Ou que dire, parmi tant d’autres exemples, de ces mères juives du ghetto de Rome ? La règle cruelle de ce ghetto, dans la ville de Rome appartenant alors à la Papauté, était que si un Juif décidait de se convertir, il "offrait" par la même occasion sa femme et ses enfants : la police pontificale venait sans tarder les arrêter dans le ghetto, remettant les enfants à des institutions chrétiennes, conduisant leurs mères à la "maison des catéchumènes". Là, durant quarante jours, elles étaient soumises à un véritable lavage de cerveau. Tout était fait, menaces comme promesses mensongères, pour les convaincre de suivre le même chemin que leur mari. Ou, au terme de ces quarante jours de torture morale, de retourner seules reprendre leur vie dans les sombres et infectes ruelles du ghetto. En plusieurs siècles d’existence de ce ghetto, peu de Juifs, généralement des jeunes désespérés par les terribles conditions de vie qui leur étaient imposées, firent ce choix extrême. Mais ce qui est stupéfiant, c’est que seul un nombre infime d’épouses finirent par céder. Pour découvrir d’ailleurs, mais trop tard, qu’elles ne pourraient retrouver maris et enfants. La grande majorité de ces femmes exemplaires, souvent peu éduquées, tinrent tête à la violence qui leur était faite et repoussèrent le mirage mensonger d’une vie meilleure, entourées de leurs enfants, au sein de la société chrétienne.

Un héritage d'une autre dimension

Comment comprendre un tel renoncement, un tel incroyable abandon de soi, par fidélité à leur peuple et à sa foi ancestrale ? Et comment, de nos jours, comprendre tant de récits inouïs qui nous parviennent depuis le pogrom de Sim’hat Torah, sur ces hommes et ces femmes exemplaires, héros modestes mais lumineux, sortis grandis de leur confrontation avec les méfaits de ce "sauvage d’homme" qui les agressait ?

Une vérité s’impose : au-delà du simple capital génétique hérité de nos ancêtres, on voit se manifester au sein du peuple d’Israël un héritage d’une autre dimension, d’essence spirituelle celui-là. Comme un potentiel unique de grandeur et d’héroïsme dans le "don de son être", venu pour commencer du mérite de notre père Avraham.

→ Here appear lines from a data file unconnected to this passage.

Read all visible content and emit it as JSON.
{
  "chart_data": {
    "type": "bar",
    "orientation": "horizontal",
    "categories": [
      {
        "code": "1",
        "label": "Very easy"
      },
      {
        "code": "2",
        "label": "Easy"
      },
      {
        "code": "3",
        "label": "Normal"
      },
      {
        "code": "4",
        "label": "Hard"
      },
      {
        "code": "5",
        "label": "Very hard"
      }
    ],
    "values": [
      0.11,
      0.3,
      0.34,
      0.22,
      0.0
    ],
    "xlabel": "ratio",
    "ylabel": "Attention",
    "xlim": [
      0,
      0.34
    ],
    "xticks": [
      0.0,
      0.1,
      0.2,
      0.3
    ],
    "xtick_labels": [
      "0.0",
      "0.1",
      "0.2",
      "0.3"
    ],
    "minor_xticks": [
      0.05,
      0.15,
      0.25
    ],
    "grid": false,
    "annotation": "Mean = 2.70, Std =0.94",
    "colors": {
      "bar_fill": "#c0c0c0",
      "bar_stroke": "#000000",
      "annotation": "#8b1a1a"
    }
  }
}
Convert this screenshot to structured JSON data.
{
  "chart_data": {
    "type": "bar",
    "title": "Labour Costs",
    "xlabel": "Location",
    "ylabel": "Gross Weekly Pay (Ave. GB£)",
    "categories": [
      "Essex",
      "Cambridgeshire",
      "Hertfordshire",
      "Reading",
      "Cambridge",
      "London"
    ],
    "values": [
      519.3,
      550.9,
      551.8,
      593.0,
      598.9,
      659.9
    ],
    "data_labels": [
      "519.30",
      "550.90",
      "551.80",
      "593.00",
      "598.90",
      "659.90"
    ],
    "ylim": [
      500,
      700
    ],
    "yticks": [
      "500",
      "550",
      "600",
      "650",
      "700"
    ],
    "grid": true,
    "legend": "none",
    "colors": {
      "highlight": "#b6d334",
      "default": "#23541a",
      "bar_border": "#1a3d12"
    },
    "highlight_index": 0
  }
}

Un texte du Rav Ye’hiel Ya’akov Weinberg, dans un commentaire sur la Parachat Vayéra paru dans son ouvrage "Lifrakim", peut nous aider à comprendre la puissance de ce mérite et de cet héritage "métaphysique", capable de perdurer à travers les générations. Analysant ce qui, dans la Torah et le Midrach, nous est dit du comportement d’Avraham et d’Its’hak, cheminant de concert vers le Mont Moria pour l’offrande du sacrifice qui leur est exigée, le Rav Weinberg note :

"Pas moins que l’acte de l’offrande, une chose frappe notre esprit et notre cœur : c’est ce mélange extraordinaire de force et d’humilité, de puissance de l’esprit alliée à la délicatesse d’âme."

Et de conclure par cette réflexion profonde :

"Sacrifice de soi chez des Gentils ? Tu peux le croire. Don de son être ? N’en crois rien ! Car la Messirout Néfech ne peut surgir que de l’homme qui est dans l’être de l’homme ; ni de la dimension angélique qui est dans l’homme, ni de la dimension de bestialité qui est dans l’homme ; uniquement de la dimension de l’humain qui est dans l’homme. (…) L’éveil au ‘don de son être’ est en quelque sorte l’accès à la liberté de l’être."